Brookings Institution scholar Kenneth Lieberthal, who handled China policy in the Clinton White House, said the political calm with China Bush enjoyed from the Sept. 11 attacks through his re-election was giving way to tension.

"The top leaders of both counties continue to want the relationship to work well, but the politics of the relations below the highest level are becoming tougher," he said.

"We are fully engaged and yet there is a question as to how much we can trust each other's intentions, so when politics become tougher in one capital, that underlying distrust on the other side gets more horsepower behind it," Lieberthal said.
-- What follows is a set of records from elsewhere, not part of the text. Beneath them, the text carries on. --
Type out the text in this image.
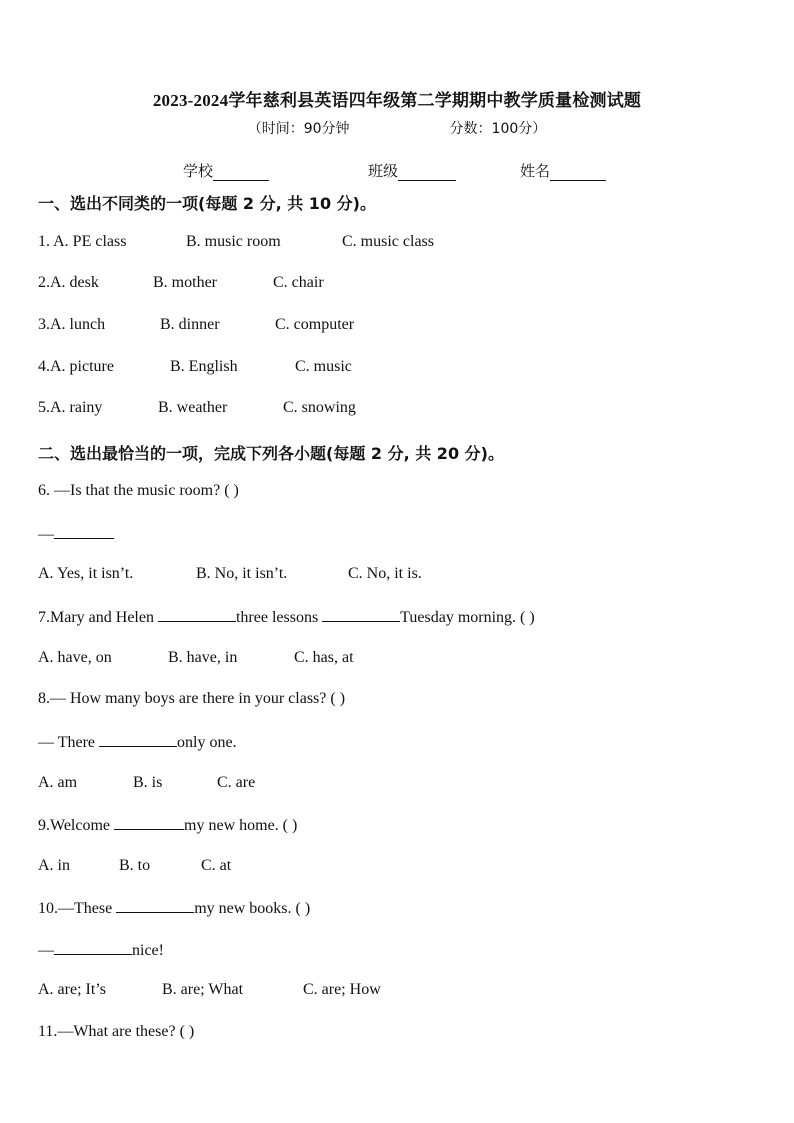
2023-2024学年慈利县英语四年级第二学期期中教学质量检测试题
（时间：90分钟	分数：100分）
学校	班级	姓名
一、选出不同类的一项(每题 2 分, 共 10 分)。
1. A. PE class	B. music room	C. music class
2.A. desk	B. mother	C. chair
3.A. lunch	B. dinner	C. computer
4.A. picture	B. English	C. music
5.A. rainy	B. weather	C. snowing
二、选出最恰当的一项，完成下列各小题(每题 2 分, 共 20 分)。
6. —Is that the music room? ( )
—
A. Yes, it isn’t.	B. No, it isn’t.	C. No, it is.
7.Mary and Helen	three lessons	Tuesday morning. ( )
A. have, on	B. have, in	C. has, at
8.— How many boys are there in your class? ( )
— There	only one.
A. am	B. is	C. are
9.Welcome	my new home. ( )
A. in	B. to	C. at
10.—These	my new books. ( )
—	nice!
A. are; It’s	B. are; What	C. are; How
11.—What are these? ( )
China's dramatic emergence has added to long-term troubles, such as the status of Taiwan, over which Beijing claims sovereignty but which Washington supplies with defensive arms.

China's intensifying quest for oil to fuel its surging economy has led Beijing to embrace energy-rich countries the United States shuns, such as Iranand Sudan. If CNOOC does succeed, it would be the biggest overseas acquisition by a Chinese firm.

"They are paying a price for access to (oil) markets which may not be in anybody's interest, like providing the Sudanese and the Libyans with advanced weaponry," said Richard D'Amato, chairman of the U.S.-China Commission, which advises Congress.

Lieberthal said the Unocal bid marked a potentially good way for China to secure "non-rogue" oil supplies, and a rejection could drive the Chinese closer to the pariahs.

Some observers see hypocrisy in U.S. officials complaining about investment barriers in China but crying foul when Chinese firms want to buy U.S. businesses.

But Gal Luft, executive director of Institute for the Analysis of Global Security, said it would be "suicidal" at a time of $60-a-barrel oil for the United States to let a Chinese state-run firm control oil sources by buying Unocal.

"It's not the government of Japan or France," he said. "We want to think about the fact that an American company falls in the hands of the Communist government of China."